L’Arminuta (Sofia Fiore) viene strappata dal mondo piccolo borghese fatto di gite al mare, benessere e lussuose comodità della vita con gli zii adottivi e catapultata in una realtà molto distante: la campagna abruzzese ha pochissimi stimoli culturali e tutto si riduce alla fatica nei campi.
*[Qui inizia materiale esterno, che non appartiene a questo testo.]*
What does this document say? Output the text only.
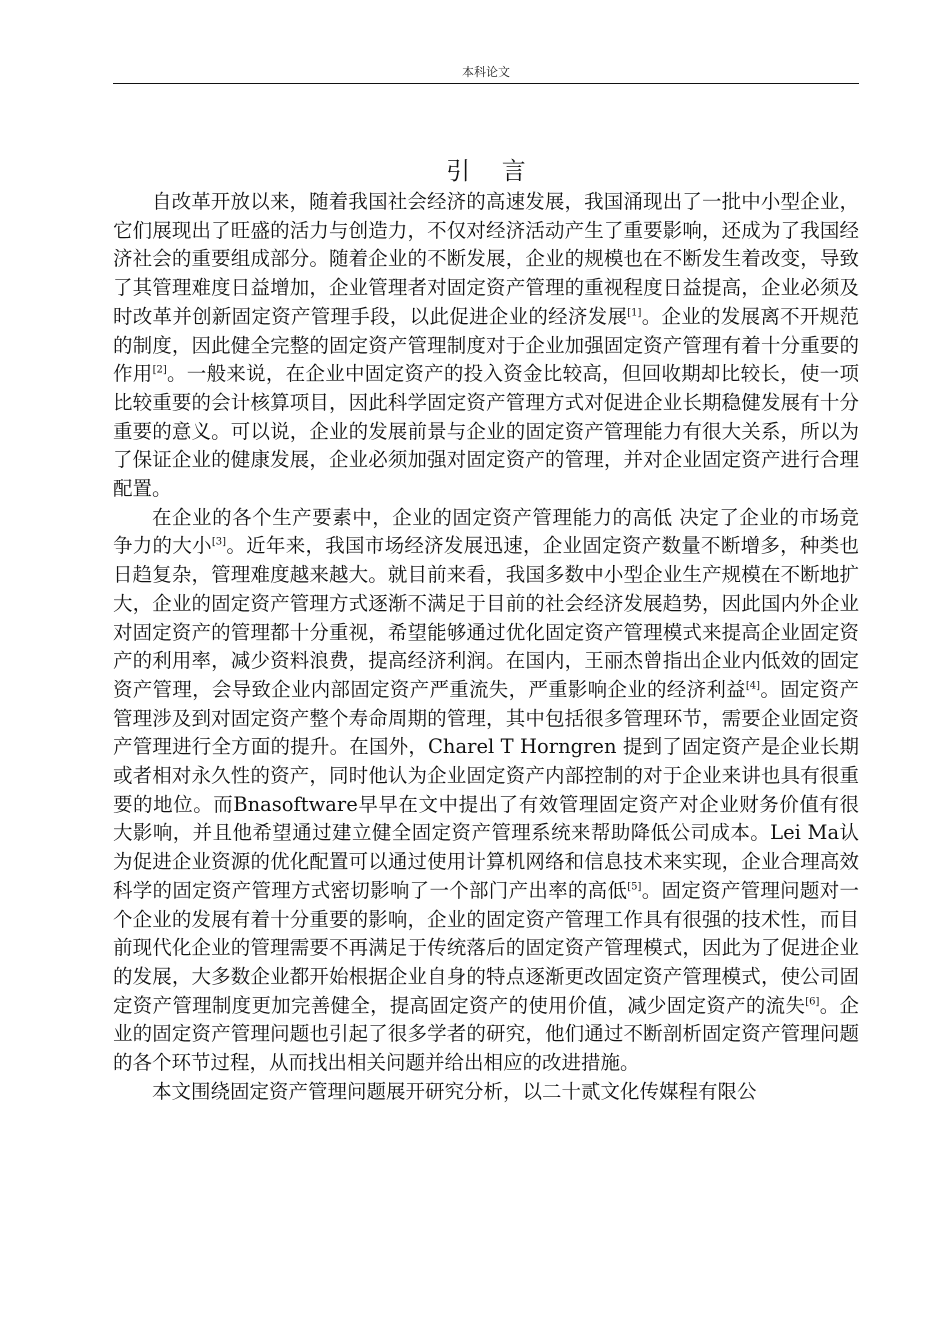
本科论文
引 言

自改革开放以来，随着我国社会经济的高速发展，我国涌现出了一批中小型企业，它们展现出了旺盛的活力与创造力，不仅对经济活动产生了重要影响，还成为了我国经济社会的重要组成部分。随着企业的不断发展，企业的规模也在不断发生着改变，导致了其管理难度日益增加，企业管理者对固定资产管理的重视程度日益提高，企业必须及时改革并创新固定资产管理手段，以此促进企业的经济发展[1]。企业的发展离不开规范的制度，因此健全完整的固定资产管理制度对于企业加强固定资产管理有着十分重要的作用[2]。一般来说，在企业中固定资产的投入资金比较高，但回收期却比较长，使一项比较重要的会计核算项目，因此科学固定资产管理方式对促进企业长期稳健发展有十分重要的意义。可以说，企业的发展前景与企业的固定资产管理能力有很大关系，所以为了保证企业的健康发展，企业必须加强对固定资产的管理，并对企业固定资产进行合理配置。

在企业的各个生产要素中，企业的固定资产管理能力的高低 决定了企业的市场竞争力的大小[3]。近年来，我国市场经济发展迅速，企业固定资产数量不断增多，种类也日趋复杂，管理难度越来越大。就目前来看，我国多数中小型企业生产规模在不断地扩大，企业的固定资产管理方式逐渐不满足于目前的社会经济发展趋势，因此国内外企业对固定资产的管理都十分重视，希望能够通过优化固定资产管理模式来提高企业固定资产的利用率，减少资料浪费，提高经济利润。在国内，王丽杰曾指出企业内低效的固定资产管理，会导致企业内部固定资产严重流失，严重影响企业的经济利益[4]。固定资产管理涉及到对固定资产整个寿命周期的管理，其中包括很多管理环节，需要企业固定资产管理进行全方面的提升。在国外，Charel T Horngren 提到了固定资产是企业长期或者相对永久性的资产，同时他认为企业固定资产内部控制的对于企业来讲也具有很重要的地位。而Bnasoftware早早在文中提出了有效管理固定资产对企业财务价值有很大影响，并且他希望通过建立健全固定资产管理系统来帮助降低公司成本。Lei Ma认为促进企业资源的优化配置可以通过使用计算机网络和信息技术来实现，企业合理高效科学的固定资产管理方式密切影响了一个部门产出率的高低[5]。固定资产管理问题对一个企业的发展有着十分重要的影响，企业的固定资产管理工作具有很强的技术性，而目前现代化企业的管理需要不再满足于传统落后的固定资产管理模式，因此为了促进企业的发展，大多数企业都开始根据企业自身的特点逐渐更改固定资产管理模式，使公司固定资产管理制度更加完善健全，提高固定资产的使用价值，减少固定资产的流失[6]。企业的固定资产管理问题也引起了很多学者的研究，他们通过不断剖析固定资产管理问题的各个环节过程，从而找出相关问题并给出相应的改进措施。

本文围绕固定资产管理问题展开研究分析，以二十贰文化传媒程有限公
Da subito il rapporto con i nuovi compagni di vita è pieno di attriti, ma con Adriana, la più piccola della famiglia, instaura un buon rapporto. È proprio lei a insegnarle i rudimenti della nuova esistenza campagnola. Combattuta tra il nuovo presente e il tenero passato, in balia degli eventi condizionati dalle scelte degli adulti, incontra un’insegnante che la aiuta a trovare lo slancio per giustificare l’inaspettato percorso cha l’attende e capire il mondo nuovo in cui è costretta a vivere.

L’Arminuta: recensione
L’Arminuta, come il romanzo da cui è tratto, è un film giocato sui contrasti. Quello più evidente è l’enorme divario che caratterizzava, negli anni ’70, l’Italia della città e della campagna. Due stili di vita diametralmente opposti, sia per possibilità sociali sia per fermento culturale.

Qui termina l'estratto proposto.